C’est pourquoi, quand vous n’auriez commencé qu’à travailler à la dernière heure, il ne laissera pas de vous donner la récompense tout entière, « Quand il n’y aurait rien en vous qui contribuât à votre salut, néanmoins c’est pour moi-même que je vous fais grâce, »dit le Seigneur, « afin que mon nom ne soit point blasphémé. » (Ezéch. .XXXVI, 22.) Vous ne laisseriez échapper qu’un soupir, qu’une larme, il la prend aussitôt, et il s’en sert pour vous guérir.

Ainsi évitons surtout de nous élever dans des sentiments d’orgueil. Protestons que nous sommes des serviteurs inutiles, afin que Dieu nous rende dignes de le servir. Si vous vous croyez un bon serviteur, vous deviendrez inutile quand vous seriez bon; si vous vous croyez mauvais, vous deviendrez bon quand vous seriez inutile. C’est ce qui fait voir la nécessité d’oublier ses bonnes oeuvres.

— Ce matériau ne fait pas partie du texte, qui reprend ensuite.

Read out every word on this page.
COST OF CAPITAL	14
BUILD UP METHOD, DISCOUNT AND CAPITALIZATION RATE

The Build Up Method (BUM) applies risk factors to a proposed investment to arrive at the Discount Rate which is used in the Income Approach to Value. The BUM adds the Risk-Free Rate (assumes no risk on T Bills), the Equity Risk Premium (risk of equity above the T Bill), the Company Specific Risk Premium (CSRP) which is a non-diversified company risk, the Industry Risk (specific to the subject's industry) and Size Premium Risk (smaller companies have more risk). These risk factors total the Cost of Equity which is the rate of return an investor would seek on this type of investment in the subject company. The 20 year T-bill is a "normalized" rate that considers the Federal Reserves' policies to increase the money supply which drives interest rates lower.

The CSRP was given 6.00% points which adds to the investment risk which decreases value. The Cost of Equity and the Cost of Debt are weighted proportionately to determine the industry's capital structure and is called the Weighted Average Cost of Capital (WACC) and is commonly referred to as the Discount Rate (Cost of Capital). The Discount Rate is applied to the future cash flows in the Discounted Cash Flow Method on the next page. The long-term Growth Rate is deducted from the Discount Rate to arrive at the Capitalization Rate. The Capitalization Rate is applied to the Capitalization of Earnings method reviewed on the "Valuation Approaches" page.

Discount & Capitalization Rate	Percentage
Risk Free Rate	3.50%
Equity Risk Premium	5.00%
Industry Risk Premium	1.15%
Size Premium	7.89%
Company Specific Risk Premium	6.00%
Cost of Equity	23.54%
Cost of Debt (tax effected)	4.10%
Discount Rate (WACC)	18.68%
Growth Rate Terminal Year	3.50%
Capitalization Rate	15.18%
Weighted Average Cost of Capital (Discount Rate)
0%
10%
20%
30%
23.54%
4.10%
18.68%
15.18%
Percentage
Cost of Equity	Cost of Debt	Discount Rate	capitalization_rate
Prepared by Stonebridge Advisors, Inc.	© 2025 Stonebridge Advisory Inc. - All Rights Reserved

Mais comment cela se peut-il faire? dites-vous. Comment pouvons-nous ignorer ce que nous savons? Quoi! vous offensez Dieu tout le jour, et après cela vous vous divertissez, vous riez, tant vous savez bien oublier les nombreux péchés que vous commettez, et vous ne pouvez oublier le peu de bien que vous faites? La crainte néanmoins des jugements de Dieu nous devrait bien plus toucher que la complaisance d’une bonne oeuvre. Et néanmoins il arrive tout le contraire. Nous offensons Dieu tous les jours et nous n’y faisons pas la moindre réflexion, et si nous donnons à un pauvre la moindre choses nous sommes prêts à le publier partout. C’est certainement de la folie. C’est dissiper les richesses spirituelles au lieu de les amasser.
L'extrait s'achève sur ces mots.